|
Archiwum sesji z działu Warhammer Wszystkie zakończone bądź zamknięte sesje w systemie Warhammer (wraz z komentarzami) |
| Narzędzia wątku | Wygląd |
26-02-2007, 16:20 | #31 |
Reputacja: 1 | Dziewczyna też wstała. Przy okazji potknęła się o ławę, ale szybko złapała równowagę. Miała na sobie błękitną spódnicę, białą bluzkę i jasnobrązowy gorset, z którego prawie wylewały się całkiem spore piersi. Kręcone blond włosy były w nieładzie, a w błękitnych oczach widać było zdenerwowanie i zaciekawienie. - Dzień dobry Panu.
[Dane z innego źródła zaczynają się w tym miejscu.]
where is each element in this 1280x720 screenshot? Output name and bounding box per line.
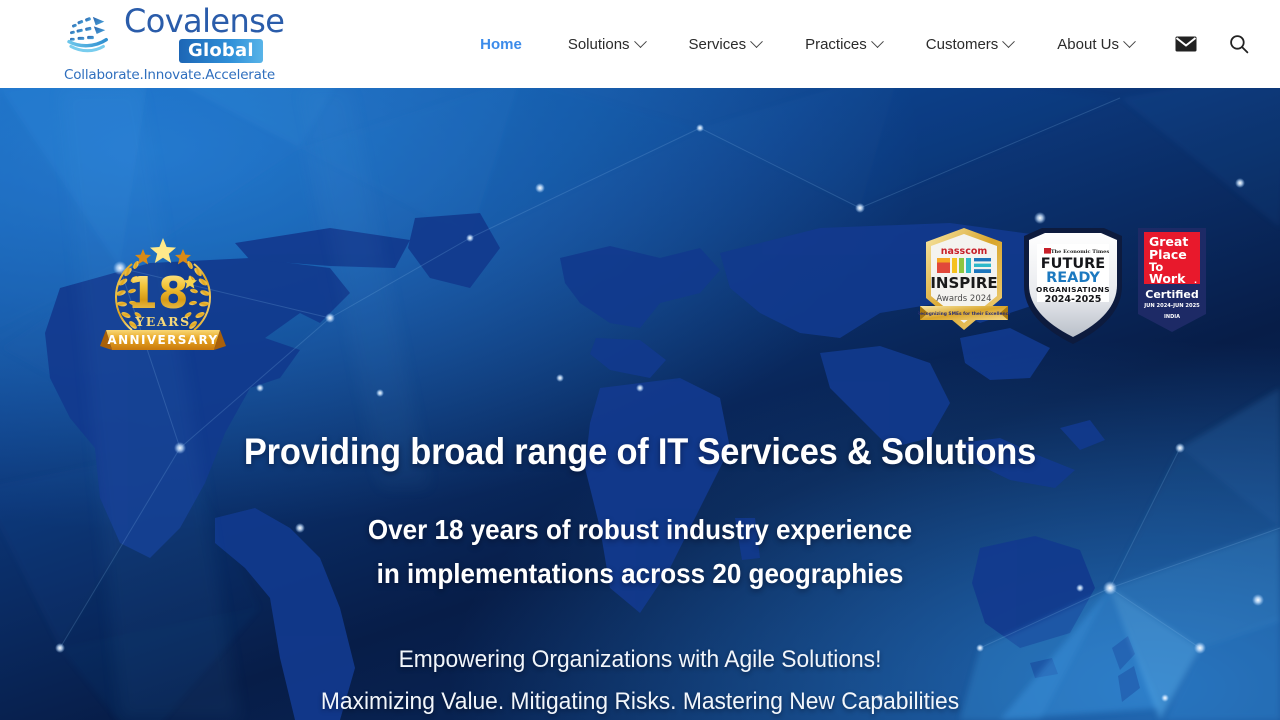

Ja…ja też chciałabym podjąć naukę. Uśmiechnęła się figlarnie patrząc Johannowi prosto w oczy, ale szybko spuściła wzrok i się zarumieniła. - Jestem Baldwina- dopowiedziała nieśmiało. |
26-02-2007, 18:19 | #32 |
Reputacja: 1 | - Miło mi was poznać - powiedział Johann siadając przy stole. - Pozwolicie, że usiądę, bo strudzony jestem. Od samego rana mam tutaj chętnych do terminowania i jestem już trochę zmęczony. Widać jak ciężko opadł na ławę i z zainteresowaniem zaczął wpatrywać się w dwójkę przyszłych czeladników. - Karczmarzu, piwa! - krzyknął w stronę lady, zaś do Was rzekł - a teraz powiedzcie mi, dlaczego chcecie terminować u mnie? Bo wiecie, to nie jest łatwy kawałek chleba i to w dodatku bardzo niebezpieczny. Ciało mężczyzny mówiło wyraźnie, że jest znudzony i zmęczony, ale oczy zdawały przeczyć temu wrażeniu. Uporczywie wpatrują się w nowo przybyłą parę jakby chciały przejrzeć na wylot wszystko tu i teraz. Po raz pierwszy spotkaliście się z tak żywym wzrokiem u człowieka.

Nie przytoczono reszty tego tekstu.